A Decade of Team Fortress 2
Team Fortress 2 is finally upon us, but how long exactly have people been waiting? For some it has been over a year, but for others it has been nearly a whole decade i.e. WAY too long. Steamfriends.com decided it was time to delve into the metaphorical filing cabinet labelled Everything Team Fortress 2 and found it has quite a history.
Back in the 90s
The first signs of Team Fortress 2 were originally way back in 1997, when it was to be a complimentary mod supplied with Quake II. However in 1998, Valve, then an upcoming game developer, employed the whole team working on the game and development switched to the Goldsource/Half-Life engine and it was decided that Team Fortress 2 would be released as a retail standalone game in the form of a modern war game.
A year later, Team Fortress 2: Brotherhood of Arms was shown to the public for the first time at the 1999 E3 and picked up several awards including Best Action Game.
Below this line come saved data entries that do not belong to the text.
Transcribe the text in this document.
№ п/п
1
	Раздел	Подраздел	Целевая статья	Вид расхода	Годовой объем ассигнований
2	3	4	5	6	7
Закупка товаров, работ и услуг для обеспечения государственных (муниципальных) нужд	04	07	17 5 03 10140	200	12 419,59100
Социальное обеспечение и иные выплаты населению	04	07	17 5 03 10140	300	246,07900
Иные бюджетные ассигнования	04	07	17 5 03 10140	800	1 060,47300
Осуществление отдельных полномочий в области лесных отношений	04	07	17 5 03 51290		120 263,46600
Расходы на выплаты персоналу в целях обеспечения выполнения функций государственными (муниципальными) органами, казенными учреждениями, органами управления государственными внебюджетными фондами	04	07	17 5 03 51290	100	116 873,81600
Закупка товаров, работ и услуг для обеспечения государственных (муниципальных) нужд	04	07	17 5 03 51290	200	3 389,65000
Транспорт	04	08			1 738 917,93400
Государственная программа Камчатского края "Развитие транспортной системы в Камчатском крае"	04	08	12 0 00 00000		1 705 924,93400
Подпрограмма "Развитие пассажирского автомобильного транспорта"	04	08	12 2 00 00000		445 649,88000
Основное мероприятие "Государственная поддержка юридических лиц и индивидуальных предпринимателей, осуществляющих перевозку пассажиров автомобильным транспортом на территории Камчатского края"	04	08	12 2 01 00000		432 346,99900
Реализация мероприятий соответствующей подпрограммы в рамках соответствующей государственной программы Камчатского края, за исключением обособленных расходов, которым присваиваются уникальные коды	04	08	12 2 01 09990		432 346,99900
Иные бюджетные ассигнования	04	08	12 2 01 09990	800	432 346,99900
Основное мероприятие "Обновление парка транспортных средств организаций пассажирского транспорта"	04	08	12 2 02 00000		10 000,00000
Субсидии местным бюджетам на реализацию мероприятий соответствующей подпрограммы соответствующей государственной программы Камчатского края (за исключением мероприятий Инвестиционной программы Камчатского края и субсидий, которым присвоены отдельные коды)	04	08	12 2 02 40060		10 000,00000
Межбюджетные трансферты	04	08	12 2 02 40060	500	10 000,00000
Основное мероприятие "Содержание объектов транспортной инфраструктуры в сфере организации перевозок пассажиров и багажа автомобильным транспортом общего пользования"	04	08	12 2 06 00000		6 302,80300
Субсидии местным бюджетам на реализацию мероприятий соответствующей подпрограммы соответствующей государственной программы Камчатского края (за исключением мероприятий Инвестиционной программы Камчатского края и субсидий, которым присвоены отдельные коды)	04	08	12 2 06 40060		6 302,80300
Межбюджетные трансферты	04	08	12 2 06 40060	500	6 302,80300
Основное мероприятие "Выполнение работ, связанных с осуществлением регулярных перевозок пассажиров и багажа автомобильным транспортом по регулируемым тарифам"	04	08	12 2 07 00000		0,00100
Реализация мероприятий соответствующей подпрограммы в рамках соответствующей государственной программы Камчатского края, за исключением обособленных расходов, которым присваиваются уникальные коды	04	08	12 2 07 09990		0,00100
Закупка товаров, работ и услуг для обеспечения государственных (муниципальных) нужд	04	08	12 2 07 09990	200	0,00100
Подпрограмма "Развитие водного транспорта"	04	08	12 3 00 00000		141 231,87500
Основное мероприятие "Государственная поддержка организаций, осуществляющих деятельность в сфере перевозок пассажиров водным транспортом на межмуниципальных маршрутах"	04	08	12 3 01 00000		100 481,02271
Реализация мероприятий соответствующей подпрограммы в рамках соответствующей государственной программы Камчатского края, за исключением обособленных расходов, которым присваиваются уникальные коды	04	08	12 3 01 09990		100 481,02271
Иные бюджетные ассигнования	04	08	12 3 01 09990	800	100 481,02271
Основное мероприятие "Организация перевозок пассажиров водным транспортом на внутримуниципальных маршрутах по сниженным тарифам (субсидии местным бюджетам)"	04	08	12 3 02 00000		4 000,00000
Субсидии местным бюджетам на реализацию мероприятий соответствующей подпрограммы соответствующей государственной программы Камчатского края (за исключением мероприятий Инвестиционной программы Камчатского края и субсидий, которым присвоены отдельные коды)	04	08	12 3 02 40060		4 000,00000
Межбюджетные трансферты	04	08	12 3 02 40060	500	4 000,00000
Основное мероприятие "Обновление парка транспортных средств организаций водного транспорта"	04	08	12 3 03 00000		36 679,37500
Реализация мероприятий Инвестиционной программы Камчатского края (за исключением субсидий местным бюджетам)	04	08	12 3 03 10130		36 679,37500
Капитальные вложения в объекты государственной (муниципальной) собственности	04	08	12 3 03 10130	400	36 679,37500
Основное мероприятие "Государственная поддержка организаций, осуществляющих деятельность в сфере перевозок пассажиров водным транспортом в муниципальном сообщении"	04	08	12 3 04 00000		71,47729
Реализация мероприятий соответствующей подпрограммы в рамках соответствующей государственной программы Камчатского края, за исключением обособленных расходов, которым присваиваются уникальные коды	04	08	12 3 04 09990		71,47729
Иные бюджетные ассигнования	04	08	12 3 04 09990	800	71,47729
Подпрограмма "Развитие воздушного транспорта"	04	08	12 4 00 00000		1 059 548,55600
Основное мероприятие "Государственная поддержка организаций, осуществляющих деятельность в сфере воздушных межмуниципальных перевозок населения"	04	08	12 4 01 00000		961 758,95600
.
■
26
The game showed many new technologies which were only just being implemented into games at the time and, with no release date given, fans were left to fill forums with anticipation.
The Six Year Drought
Unfortunately during 2000, Valve announced that Team Fortress 2would be delayed, for the game was apparently moving to a new engine which is now known as the Source engine. Then there was nothing. For a whole six years, there was pretty much no news, no screenshots, no word of Team Fortress 2. In 2003 three models from the game were leaked onto the internet via the Half-Life 2 source tree, but the rumours soon died out. Also around the time of Half-Life 2s release, Valves Director of Marketing Doug Lombardi suggested that Team Fortress 2 WAS still in development, but could not give any details on the project.
Then, on July 13 2006 at the EA Summer Showcase, the new Team Fortress 2 was unveiled to the public the cel-shaded beauty you see today. Apparently it had taken the team an extremely long time to come up with what they decided was THE Team Fortress 2 they wanted, scrapping three to four other attempts in the process. The final decision to choose this graphically style was inspired by three American illustrators, J. C. Leyendecker, Dean Cornwell and Norman Rockwell.
So to today, where, on this very morning (10th of October 2007), The Orange Box has been released to the public and the wait is finally be over.